El conflicto entre Israel y Palestina ha sido una constante en la región durante décadas, y parece no tener un final a la vista. Sin embargo, en los últimos meses, la situación ha alcanzado niveles alarmantes debido a la acritud que el Gobierno de Israel está ejerciendo en Gaza.
Desde el mes de mayo, cuando comenzaron las manifestaciones en contra del traslado de la embajada de Estados Unidos a Jerusalén, las fuerzas israelíes han respondido de manera desproporcionada, utilizando fuerza letal contra los manifestantes palestinos. Según la Organización de las Naciones Unidas, hasta la fecha se han contabilizado más de 200 muertos y miles de heridos, entre ellos mujeres y niños.
Pero esta no es la primera vez que el Gobierno de Israel lleva a cabo una campaña de acritud en Gaza. Desde 2007, cuando el grupo Hamas tomó el control del territorio, Israel ha bloqueado el acceso a Gaza, impidiendo la entrada de alimentos, medicinas, combustible y otros bienes esenciales. Esto ha generado una crisis humanitaria sin precedentes, con la población de Gaza viviendo en condiciones precarias y sin acceso a servicios básicos como agua potable y electricidad.

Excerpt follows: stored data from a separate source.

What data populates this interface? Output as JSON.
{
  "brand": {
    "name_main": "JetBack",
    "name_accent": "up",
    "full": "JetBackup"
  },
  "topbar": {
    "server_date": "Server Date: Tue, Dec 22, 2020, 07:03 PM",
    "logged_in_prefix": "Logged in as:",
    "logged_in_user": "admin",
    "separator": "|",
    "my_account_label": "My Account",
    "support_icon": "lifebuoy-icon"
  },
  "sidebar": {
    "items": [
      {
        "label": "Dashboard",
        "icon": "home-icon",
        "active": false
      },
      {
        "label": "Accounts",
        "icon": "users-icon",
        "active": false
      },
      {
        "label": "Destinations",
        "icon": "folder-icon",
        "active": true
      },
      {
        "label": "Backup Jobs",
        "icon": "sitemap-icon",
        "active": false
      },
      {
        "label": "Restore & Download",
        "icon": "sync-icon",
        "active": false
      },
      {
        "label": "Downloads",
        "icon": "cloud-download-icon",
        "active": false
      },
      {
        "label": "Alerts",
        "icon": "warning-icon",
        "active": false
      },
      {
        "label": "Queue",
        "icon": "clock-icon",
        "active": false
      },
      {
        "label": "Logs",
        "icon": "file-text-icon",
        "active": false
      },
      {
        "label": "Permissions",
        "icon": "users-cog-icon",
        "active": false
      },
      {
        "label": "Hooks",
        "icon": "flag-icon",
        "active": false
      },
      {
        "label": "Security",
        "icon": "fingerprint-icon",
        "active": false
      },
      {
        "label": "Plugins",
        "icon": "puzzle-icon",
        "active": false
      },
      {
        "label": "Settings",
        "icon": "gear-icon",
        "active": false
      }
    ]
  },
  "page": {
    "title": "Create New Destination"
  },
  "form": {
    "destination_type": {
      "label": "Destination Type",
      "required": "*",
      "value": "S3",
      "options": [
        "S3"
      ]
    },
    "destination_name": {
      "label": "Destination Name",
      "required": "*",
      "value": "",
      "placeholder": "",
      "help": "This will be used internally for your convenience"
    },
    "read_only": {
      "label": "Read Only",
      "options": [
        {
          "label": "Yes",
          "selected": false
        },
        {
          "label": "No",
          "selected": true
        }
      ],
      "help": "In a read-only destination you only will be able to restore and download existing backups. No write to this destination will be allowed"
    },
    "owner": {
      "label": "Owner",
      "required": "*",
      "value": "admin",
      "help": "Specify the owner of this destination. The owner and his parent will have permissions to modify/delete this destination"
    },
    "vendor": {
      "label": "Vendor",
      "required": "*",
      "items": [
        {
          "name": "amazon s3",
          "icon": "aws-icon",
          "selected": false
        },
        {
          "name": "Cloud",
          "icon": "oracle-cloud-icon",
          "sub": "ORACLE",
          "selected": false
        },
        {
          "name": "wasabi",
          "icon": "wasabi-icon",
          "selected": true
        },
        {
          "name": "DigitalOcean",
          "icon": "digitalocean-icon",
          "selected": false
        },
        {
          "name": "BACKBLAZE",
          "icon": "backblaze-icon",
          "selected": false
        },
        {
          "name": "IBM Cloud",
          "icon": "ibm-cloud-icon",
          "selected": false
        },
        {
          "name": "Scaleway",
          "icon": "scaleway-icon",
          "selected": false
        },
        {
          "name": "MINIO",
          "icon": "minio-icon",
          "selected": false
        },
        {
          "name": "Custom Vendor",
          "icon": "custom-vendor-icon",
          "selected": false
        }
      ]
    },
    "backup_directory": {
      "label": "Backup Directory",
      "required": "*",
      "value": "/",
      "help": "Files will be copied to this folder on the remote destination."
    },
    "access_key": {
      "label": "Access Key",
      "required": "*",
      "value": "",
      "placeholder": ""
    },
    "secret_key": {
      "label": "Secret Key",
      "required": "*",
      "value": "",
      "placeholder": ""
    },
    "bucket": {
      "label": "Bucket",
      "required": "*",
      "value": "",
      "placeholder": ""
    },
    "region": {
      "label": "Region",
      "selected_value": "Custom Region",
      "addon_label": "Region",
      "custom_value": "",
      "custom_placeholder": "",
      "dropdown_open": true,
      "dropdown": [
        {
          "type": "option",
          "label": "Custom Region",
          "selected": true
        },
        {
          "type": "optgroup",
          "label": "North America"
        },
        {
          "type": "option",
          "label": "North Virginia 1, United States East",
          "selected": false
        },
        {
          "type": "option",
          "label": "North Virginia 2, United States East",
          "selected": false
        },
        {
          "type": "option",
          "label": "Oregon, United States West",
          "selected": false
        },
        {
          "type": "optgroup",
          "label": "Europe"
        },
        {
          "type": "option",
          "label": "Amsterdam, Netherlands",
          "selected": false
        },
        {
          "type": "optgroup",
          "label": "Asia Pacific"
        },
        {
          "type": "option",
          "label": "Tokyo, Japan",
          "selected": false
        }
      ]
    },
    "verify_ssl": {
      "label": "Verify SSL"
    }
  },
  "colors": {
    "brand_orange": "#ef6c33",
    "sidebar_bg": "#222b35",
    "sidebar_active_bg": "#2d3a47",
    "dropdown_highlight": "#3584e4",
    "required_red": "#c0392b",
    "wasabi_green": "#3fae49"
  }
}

Sin embargo, en los últimos meses, el Gobierno de Israel ha intensificado sus ataques contra Gaza, justificándolos como una respuesta a los cohetes lanzados desde el territorio palestino hacia su territorio. Aunque estos ataques han causado daños materiales y algunas víctimas civiles en Israel, la respuesta del Gobierno de Israel ha sido desproporcionada y ha dejado un saldo mucho más alto de víctimas en la población palestina.
La comunidad internacional ha condenado enérgicamente los ataques israelíes en Gaza. Incluso los aliados más cercanos de Israel, como Estados Unidos, han mostrado su preocupación y han pedido un alto al fuego. Sin embargo, el Gobierno de Israel se ha negado a detener su campaña de acritud, haciendo caso omiso a las peticiones de la comunidad internacional.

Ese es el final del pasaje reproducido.